Case Rate per 100K is what is displayed in the common line graphs we’ve all been seeing for the past 14 months. Each data point represents that day’s total and over the longer term, these data points give us a trend line.

To summarise; weekly totals are totals that are recorded over the previous week, which is usually Monday – Sunday. 7-day rolling rates are recorded over the previous 7-day period with those 7 days being reset with each new day and a new rolling average provided daily. Both give two different sets of information.

Pagel’s Retracts …. kinda

Rather disingenuous of Pagel to then claim that it is my fault she incorrectly labelled a graph, incorrectly read the cell values of that incorrectly labelled graph, incorrectly dated cells and incorrectly added corresponding values to those incorrectly dated cells, and then failed to grasp the difference between ‘Weekly totals’ and ‘7-day rolling rates averages’.

A simple clarification that the chart represented ‘7-day rolling rates’ and that she had mistakenly taken the cells to represent weekly values would have cleared things up. Indeed, later in the evening, after I sent Pagel the email it would be brought to my attention that she had partially corrected her initial claim that the value for the 18/5 represented “the week before”.

Even some well-intentioned interjection from a Dr also went astray in trying to help Pagel see how her tweet was misleading. Instead, she ignored intervention and decided to conclude that I was wrong anyway.
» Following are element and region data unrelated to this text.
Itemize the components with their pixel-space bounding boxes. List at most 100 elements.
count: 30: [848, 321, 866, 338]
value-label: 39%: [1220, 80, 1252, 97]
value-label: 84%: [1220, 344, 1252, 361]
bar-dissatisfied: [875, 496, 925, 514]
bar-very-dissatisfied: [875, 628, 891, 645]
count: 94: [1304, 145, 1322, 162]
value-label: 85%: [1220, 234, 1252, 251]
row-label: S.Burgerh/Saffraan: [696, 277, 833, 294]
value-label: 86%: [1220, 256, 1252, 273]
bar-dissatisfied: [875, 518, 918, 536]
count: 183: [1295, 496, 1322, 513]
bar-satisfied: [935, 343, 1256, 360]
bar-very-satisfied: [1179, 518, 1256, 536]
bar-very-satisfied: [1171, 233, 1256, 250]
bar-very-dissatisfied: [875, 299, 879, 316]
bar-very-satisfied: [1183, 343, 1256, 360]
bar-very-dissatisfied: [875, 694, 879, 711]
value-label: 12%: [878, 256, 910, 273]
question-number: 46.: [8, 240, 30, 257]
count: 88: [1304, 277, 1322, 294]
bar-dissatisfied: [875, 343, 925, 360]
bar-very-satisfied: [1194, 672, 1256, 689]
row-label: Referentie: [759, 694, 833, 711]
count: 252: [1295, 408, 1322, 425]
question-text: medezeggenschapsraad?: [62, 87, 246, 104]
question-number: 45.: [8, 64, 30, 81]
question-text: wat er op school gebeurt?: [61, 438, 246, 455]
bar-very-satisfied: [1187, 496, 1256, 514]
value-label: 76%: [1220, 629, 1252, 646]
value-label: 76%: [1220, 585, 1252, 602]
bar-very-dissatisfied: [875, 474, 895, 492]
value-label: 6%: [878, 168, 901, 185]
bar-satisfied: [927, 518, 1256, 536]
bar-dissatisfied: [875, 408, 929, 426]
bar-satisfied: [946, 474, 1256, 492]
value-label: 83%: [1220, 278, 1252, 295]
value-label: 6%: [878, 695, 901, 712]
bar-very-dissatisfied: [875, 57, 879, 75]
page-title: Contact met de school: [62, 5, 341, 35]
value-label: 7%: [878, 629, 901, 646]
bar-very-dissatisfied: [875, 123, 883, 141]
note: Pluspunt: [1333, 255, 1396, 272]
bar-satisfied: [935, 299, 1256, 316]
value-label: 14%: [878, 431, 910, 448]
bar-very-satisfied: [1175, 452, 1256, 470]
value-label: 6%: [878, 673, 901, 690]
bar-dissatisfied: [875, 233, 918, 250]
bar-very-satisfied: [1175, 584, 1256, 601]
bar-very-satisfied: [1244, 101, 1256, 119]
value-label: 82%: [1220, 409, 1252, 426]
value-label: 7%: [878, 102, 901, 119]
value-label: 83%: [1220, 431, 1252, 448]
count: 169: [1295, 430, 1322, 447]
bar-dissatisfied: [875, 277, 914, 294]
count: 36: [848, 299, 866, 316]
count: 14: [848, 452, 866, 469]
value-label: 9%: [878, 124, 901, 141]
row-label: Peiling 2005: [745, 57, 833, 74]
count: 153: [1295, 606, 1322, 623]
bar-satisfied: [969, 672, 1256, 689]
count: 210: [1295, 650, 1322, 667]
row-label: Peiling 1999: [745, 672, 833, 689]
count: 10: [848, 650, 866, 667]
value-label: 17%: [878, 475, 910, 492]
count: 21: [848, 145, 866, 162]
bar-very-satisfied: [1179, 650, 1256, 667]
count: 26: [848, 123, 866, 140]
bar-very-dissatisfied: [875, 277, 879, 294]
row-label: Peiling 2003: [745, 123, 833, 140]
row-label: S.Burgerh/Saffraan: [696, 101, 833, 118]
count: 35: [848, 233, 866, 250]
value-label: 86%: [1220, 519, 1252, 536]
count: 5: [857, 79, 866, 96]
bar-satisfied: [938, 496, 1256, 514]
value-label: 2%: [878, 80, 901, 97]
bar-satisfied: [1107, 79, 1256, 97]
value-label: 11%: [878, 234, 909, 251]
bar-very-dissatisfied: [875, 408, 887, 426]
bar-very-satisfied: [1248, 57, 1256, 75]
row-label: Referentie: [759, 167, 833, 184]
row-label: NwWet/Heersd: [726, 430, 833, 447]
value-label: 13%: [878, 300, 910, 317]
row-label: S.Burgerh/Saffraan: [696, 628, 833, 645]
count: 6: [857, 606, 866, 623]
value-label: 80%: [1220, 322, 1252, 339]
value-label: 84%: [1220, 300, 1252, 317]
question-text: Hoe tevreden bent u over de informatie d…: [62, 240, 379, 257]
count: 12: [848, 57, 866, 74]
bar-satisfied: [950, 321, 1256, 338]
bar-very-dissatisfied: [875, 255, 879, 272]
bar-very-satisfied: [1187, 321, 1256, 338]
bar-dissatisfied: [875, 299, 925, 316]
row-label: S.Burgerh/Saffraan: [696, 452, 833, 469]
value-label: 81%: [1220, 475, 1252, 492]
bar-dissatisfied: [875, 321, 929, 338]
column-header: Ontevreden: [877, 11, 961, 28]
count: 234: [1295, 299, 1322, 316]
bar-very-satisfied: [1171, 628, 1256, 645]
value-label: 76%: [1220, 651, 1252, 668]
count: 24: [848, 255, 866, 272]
What this goes a long way to proving is that sections of academia cannot accept they got anything wrong and we see this rolled out daily with ‘expert opinions and predictions’ on COVID-19. I recently reported on another colleague of hers, Trish Greenhalgh, pushing disinformation on national TV. Even after it was established in an email exchange with Trish that she was wrong, instead of apologising, she doubled down on the disinformation with more disinformation

Take-away

Several points threw me off on this matter. The biggest one being how Chris confused the 18/5 value as representing “the week before” and secondly, the issue with the date cells as this added to concern that the chart was poorly constructed and therefore worth being sceptical of which I soon became. Also missing from the graph title was the fact the cells represented rolling 7-day values. Simply pointing out rolling rate data changes the context entirely and allows one to draw better-informed conclusions from the data. Instead, I incorrectly presumed that Pagel was referring to daily case rates when she wasn’t. In my favour, Pagel actually thought each cell represented weekly totals.

For my part, I have no problem apologising for making presumptions, especially when based upon poorly-worded tweets and a badly flawed chart. Allowing myself to also presume that a member of Independent Sage could at least construct a basic chart is another failing of mine in this instance.

Had Chris acknowledged her errors this would have allowed me to spot where I was going wrong. Instead, she blocked me and partially corrected her mistake behind the block. Very professional.

This chart and her accompanying tweet are junk and should be deleted, redone and then tweeted again. If she is capable of messing up something so basic as replicating, then verifying, a prepared dataset then I cringe at just what else she gets wrong so easily when it comes to relaying data and values to the public. Something we’ll keep an eye on for sure.

I will end with this tweet from Pagel. I don’t believe there’s any doubt on whose maths is at fault here. Worse though, especially when that maths is already prepared and downloadable as a dataset from the government website. It speaks volumes of one’s capability or lack of when you then struggle to apply that dataset to a chart and get it right!